Another exiled opposition figure, Muhiddin Kabiri, the leader of the Islamic Renaissance Party of Tajikistan, or IRPT, has likewise written articles warning about the health hazard and why it is important to prepare the country for the economic fallout. But Kabiri, a former lawmaker who was forced into exile in 2015, the year his party was designated an extremist organization, said past experience suggested the government was not up to the challenge.
“At the peak of the international financial crisis in 2008, I put a question in parliament to Finance Minister Safarali Nadjmiddinov about what measures were being taken to minimize the impact of the crisis on our economy,” he wrote on March 30. “He said that … most likely we would not feel the crisis at all.”
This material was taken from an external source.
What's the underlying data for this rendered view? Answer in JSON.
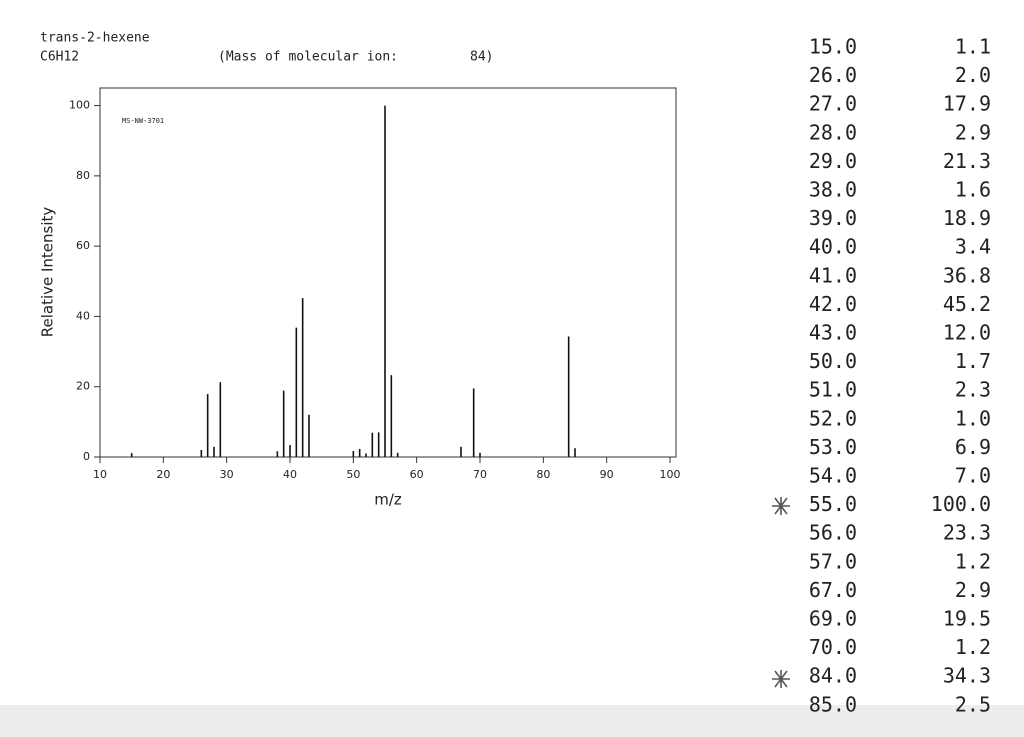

This time around, Tajikistan has done little more than update a previously existing economic roadmap. And some help has arrived from abroad. The Economic Development and Trade Ministry said on March 20 that the World Bank has pledged to provide $11.3 million toward insulating against external economic shocks. Germany has donated 1 million euros through its state development bank to fund the purchase of personal protective equipment for frontline medical workers.
Kabiri lamented that the government would likely be forced to paper over financial shortfalls by raising more foreign debt and squeezing the population for more cash through fines.
“The first will only bring the country closer to default, and the second will sharpen protest moods,” he said.
One alternative, said Kabiri, would be to copy the model being applied by many governments around the world, and in the region, by declaring a moratorium on audits of businesses for a three-year period and granting tax breaks and concessionary loans to businesses in need.
Parviz Mullojanov, a political analyst, was a little gloomier, opining that the reforms the government needed to pursue to proof it against future turbulence should have been adopted “the day before yesterday.”
“Everything depends on how long the lockdown lasts in Russia,” Mullojanov said, referring to a country where hundreds of thousands of hard-up Tajiks earn their living. “If within two months the migrants return to work, then things will regenerate. But if it goes on any longer, it will be a bad sign for the government.”